Propostas de mobilização aprovadas:

  1. Intensificar a luta por Reposição Salarial de 33,24% para todos os funcionários(as) professores(as), especialistas ativos e inativos;
  2. Lutar pela revogação do Novo Ensino Médio, que precariza o conhecimento dos(as) alunos(as) da escola pública e impede o acesso às universidades, pois não terão condições de disputar em pé de igualdade com alunos das escolas privadas e ainda gerará demissões na categoria;
  3. Construir um Ato Estadual Unitário com todos os Servidores, em Defesa do IPE Saúde, público, solidário e de qualidade aos segurados, ressaltando a responsabilidade dos governos Leite e Sartori, na crise enfrentada pelo IPE;
  4. Construir ações conjuntas com a Frente dos Servidores Públicos para pressionar a Assembleia Legislativa a aumentar o índice de reajuste dos servidores;
  5. Participar da 23ª Semana Nacional em Defesa e Promoção da Educação Pública: A Educação no Centro de Projeto de Nações: Um outro Brasil é possível, promovida pela CNTE, entre 25 e 29 de abril, com a realização do segundo Seminário sobre o Novo Ensino Médio, e live denunciando o projeto das escolas cívico militares e demais atividades propostas pela CNTE;
  6. Participar das atividades do Fórum Social das Resistências, de 26 a 30 de abril de 2022;
  7. Reafirmar a importância do uso de máscaras, álcool em gel e da vacinação, para segurança sanitária de toda à sociedade e cobrar do governo campanha de vacinação das crianças e adolescentes;
  8. Convocar a categoria para o Ato “Fora Bolsonaro, Bolsonaro Nunca Mais” no dia 09 de abril, os núcleos que tiverem atos em suas cidades ou regiões devem se somar a essas, e os demais participarem em Porto Alegre;
  9. Exigir a realização imediata do concurso para o magistério, já aprovado pela Assembleia Legislativa e a realização de concurso para funcionários(as) de escolas e especialistas;
  10. Continuar a Luta Contra a PEC 32, pela revogação da reforma administrativa de Leite, pela revogação da reforma previdenciária, e pela retomada do antigo plano de carreira, revogando todas as alterações feitas pelo governo Leite;
  11. Assinatura de carta compromisso dos candidatos ao governo do estado, com as pautas da categoria, se comprometendo com a revogação da reforma previdenciária, e pela retomada do antigo plano de carreira, revogando todas as alterações feitas pelo governo Leite;
  12. Elaborar uma Carta compromisso em que os candidatos ao governo do Estado se comprometam a revogar todas as reformas ocorridas que retiraram os direitos da categoria e da classe trabalhadora;
  13. Realização de uma caravana no segundo semestre com a pauta da eleição.
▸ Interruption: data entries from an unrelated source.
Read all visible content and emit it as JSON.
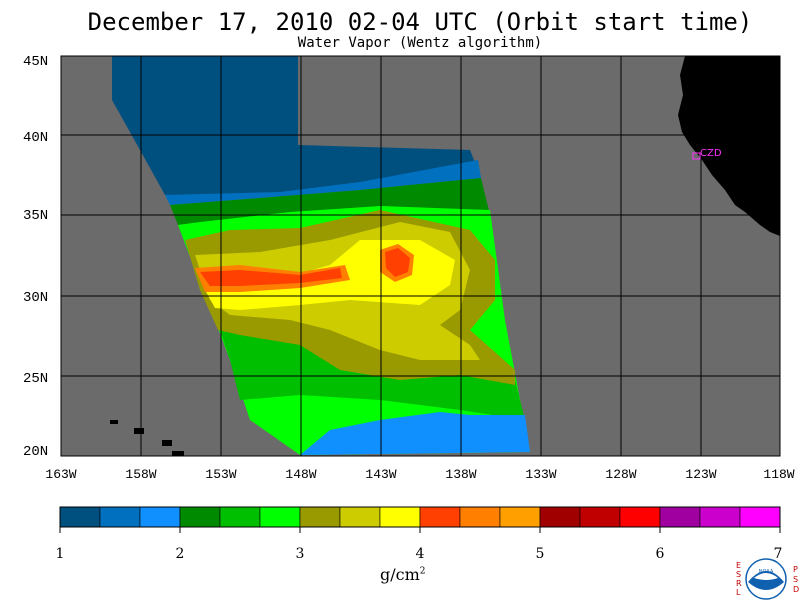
{
  "header": {
    "title": "December 17, 2010  02-04 UTC  (Orbit start time)",
    "subtitle": "Water Vapor (Wentz algorithm)"
  },
  "map": {
    "lat_labels": [
      "45N",
      "40N",
      "35N",
      "30N",
      "25N",
      "20N"
    ],
    "lon_labels": [
      "163W",
      "158W",
      "153W",
      "148W",
      "143W",
      "138W",
      "133W",
      "128W",
      "123W",
      "118W"
    ],
    "station_label": "CZD",
    "colors": {
      "ocean_no_data": "#6b6b6b",
      "land": "#000000",
      "grid": "#000000",
      "station": "#ff33ff"
    }
  },
  "colorbar": {
    "ticks": [
      "1",
      "2",
      "3",
      "4",
      "5",
      "6",
      "7"
    ],
    "unit": "g/cm",
    "unit_exp": "2",
    "colors": [
      "#00507f",
      "#0070bf",
      "#1090ff",
      "#008a00",
      "#00bf00",
      "#00ff00",
      "#999900",
      "#cccc00",
      "#ffff00",
      "#ff4000",
      "#ff7f00",
      "#ffa000",
      "#a00000",
      "#c00000",
      "#ff0000",
      "#a000a0",
      "#cc00cc",
      "#ff00ff"
    ]
  },
  "logo": {
    "left_letters": [
      "E",
      "S",
      "R",
      "L"
    ],
    "right_letters": [
      "P",
      "S",
      "D"
    ],
    "badge": "NOAA"
  }
}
  14. Moção de apoio aos trabalhadores de MG;
  15. Campanha de denúncia para a sociedade, da situação precária vivida pelas escolas do campo;
  16. Exigir do Governo nomeação/contratação de RH (Professores e Funcionários) para suprir carências nas diversas disciplinas e setores das Escolas;
  17. Exigir da SEDUC a imediata nomeação/contratação do Agente Educacional II – Interação com o Educando (antigo Monitor), pois há uma demanda muito grande por este profissional na região do 24º Núcleo;
  18. Participar do 1º de maio em conjunto com todo o Movimento Sindical;
  19. Lutar pelo Ensino Médio para os Mbya Guarani;
  20. Exigir do Governo a construção da escola indígena E.E.I.E.F. Kame Mre Kanhrukre aldeia Wyikupri criada é autorizada em 2013;
  21. Exigir reajuste das GDs Direções e Vices, congeladas há mais de uma década e meia;
  22. Exigir política de atendimento à saúde mental dos (as) Trabalhadores em Educação e Estudantes;
  23. Levantamento dos(as) PCD’s – Pessoas com Deficiência na Categoria;
  24. Resolução contra o RRF – Regime de Recuperação Fiscal;
  25. Moção de Repúdio ao Governo Bolsonaro pela Política de Desmonte da Educação e o Escândalo do MEC “Bolsolão”;
  26. Moção de Repúdio ao Projeto de Destruição da Educação Pública do Rio Grande do Sul implementado pelo Governo Eduardo Leite/Ranolfo;
  27. Moção de apoio à Unidade dos Trabalhadores do Mundo e respeito a Soberania das nações.